As you are aware, fish have a pair of fins at both the front and the rear. However, there was an ancient class of fish, now represented only by the coelacanths and lungfish, which possessed bony paddles where modern fish have fins. It was these fish which first crawled onto land, and their paddles became feet - each with five digits. This is why all land vertebrates are four-footed. I suppose it is theoretically possible that, on another world, a particularly long type of fish would have a middle pair of paddles as well, from which would evolve a whole tribe of six-legged land vertebrates. But I consider it unlikely that more than six legs would be possible.
MutantsThe 1950s and 1960s, when we lived under the threat of nuclear war, and the effects of radiation were not well known to the general public, were also the heyday of the pulp science fiction novels. The result was a lot of misleading depictions of the "mutants" resulting from such a conflict.
Radiation can cause mutations. The biggest, the most visible ones, such as cleft palate and cystic fibrosis, are nearly always bad, because they result from the failure of a gene to carry out its allotted task. However, most physical and mental characteristics are the result of many genes, and most genes have multiple effects. That means that beneficial mutations are nearly always small in scope, the result of tweaking the rate of growth of a body part, or the effect of a hormone, for example. What you cannot get are what used to appear in those pulp scifi stories: an extra set of eyes, a set of horns, and such, for they would require a combination of a large number of changes in a large number of genes.
The other point to remember is that you get two sets of each gene, one from each parent. If the gene is dominant, it requires only one in order to manifest itself. If it requires two, it is recessive. Thus, the gene for albinism is recessive because it simply does nothing: it does not produce melanin. If you get a normal gene from one parent and the albinism gene from the other, you will be all right, because the single normal gene can produce enough melanin for your body. Only if you receive an albinism gene from both your parents will you suffer from albinism. That is why most damaging mutations are recessive.

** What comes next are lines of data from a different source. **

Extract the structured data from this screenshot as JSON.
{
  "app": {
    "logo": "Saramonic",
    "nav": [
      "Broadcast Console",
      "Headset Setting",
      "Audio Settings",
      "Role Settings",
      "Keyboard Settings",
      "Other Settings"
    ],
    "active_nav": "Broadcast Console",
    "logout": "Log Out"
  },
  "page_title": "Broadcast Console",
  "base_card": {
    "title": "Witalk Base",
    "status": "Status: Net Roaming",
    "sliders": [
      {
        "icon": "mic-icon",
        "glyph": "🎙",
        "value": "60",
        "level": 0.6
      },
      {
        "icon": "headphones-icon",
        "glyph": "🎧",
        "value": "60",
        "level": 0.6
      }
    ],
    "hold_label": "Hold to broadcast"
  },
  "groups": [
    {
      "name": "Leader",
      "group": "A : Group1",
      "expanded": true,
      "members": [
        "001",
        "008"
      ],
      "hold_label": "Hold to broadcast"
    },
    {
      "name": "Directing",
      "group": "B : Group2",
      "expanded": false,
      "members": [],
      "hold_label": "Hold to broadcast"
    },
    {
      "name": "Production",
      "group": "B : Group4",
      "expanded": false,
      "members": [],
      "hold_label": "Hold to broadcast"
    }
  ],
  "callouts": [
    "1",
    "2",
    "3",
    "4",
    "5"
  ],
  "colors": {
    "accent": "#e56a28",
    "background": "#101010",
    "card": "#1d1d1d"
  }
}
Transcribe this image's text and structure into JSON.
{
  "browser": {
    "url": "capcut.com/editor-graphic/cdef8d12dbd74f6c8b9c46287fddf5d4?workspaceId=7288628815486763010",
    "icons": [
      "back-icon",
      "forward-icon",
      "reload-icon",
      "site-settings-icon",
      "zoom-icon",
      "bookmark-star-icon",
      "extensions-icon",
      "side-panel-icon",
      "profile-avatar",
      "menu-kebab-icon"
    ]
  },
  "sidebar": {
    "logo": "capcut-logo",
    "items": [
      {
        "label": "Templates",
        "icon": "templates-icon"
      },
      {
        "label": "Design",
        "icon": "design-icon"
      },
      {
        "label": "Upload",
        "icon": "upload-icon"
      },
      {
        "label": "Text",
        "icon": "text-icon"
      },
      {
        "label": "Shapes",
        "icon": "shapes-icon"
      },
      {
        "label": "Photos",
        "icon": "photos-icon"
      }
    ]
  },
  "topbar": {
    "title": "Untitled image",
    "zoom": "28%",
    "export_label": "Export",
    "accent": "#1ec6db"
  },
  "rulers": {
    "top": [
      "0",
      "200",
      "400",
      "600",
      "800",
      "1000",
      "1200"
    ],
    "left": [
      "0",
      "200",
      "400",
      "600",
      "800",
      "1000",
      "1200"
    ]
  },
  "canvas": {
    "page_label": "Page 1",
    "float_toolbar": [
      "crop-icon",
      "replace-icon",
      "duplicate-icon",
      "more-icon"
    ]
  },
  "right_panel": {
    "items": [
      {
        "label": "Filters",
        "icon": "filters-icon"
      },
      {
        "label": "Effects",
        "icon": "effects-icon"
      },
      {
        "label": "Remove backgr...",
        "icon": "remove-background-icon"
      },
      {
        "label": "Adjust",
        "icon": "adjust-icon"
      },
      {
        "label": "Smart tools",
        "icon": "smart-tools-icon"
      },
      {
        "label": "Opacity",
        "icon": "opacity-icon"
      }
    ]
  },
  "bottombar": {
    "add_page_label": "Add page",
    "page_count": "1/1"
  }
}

It has been estimated that we all carry an average of three lethal genes. The reason why we don't die is that we possess only a single copy of each defective gene, rather than two. The reason our children don't die is that our partners in life possess three different lethal genes. Only if both parents are unlucky enough to carry the same mutation is there a chance that their children will be affected. The corollary is that even if increased radiation results in increased mutations, they will not show up for several generations, until the victims carrying the same mutation intermarry. That is why there was no increased incidence of birth defects following the atomic bomb attacks on Hiroshima and Nagasaki.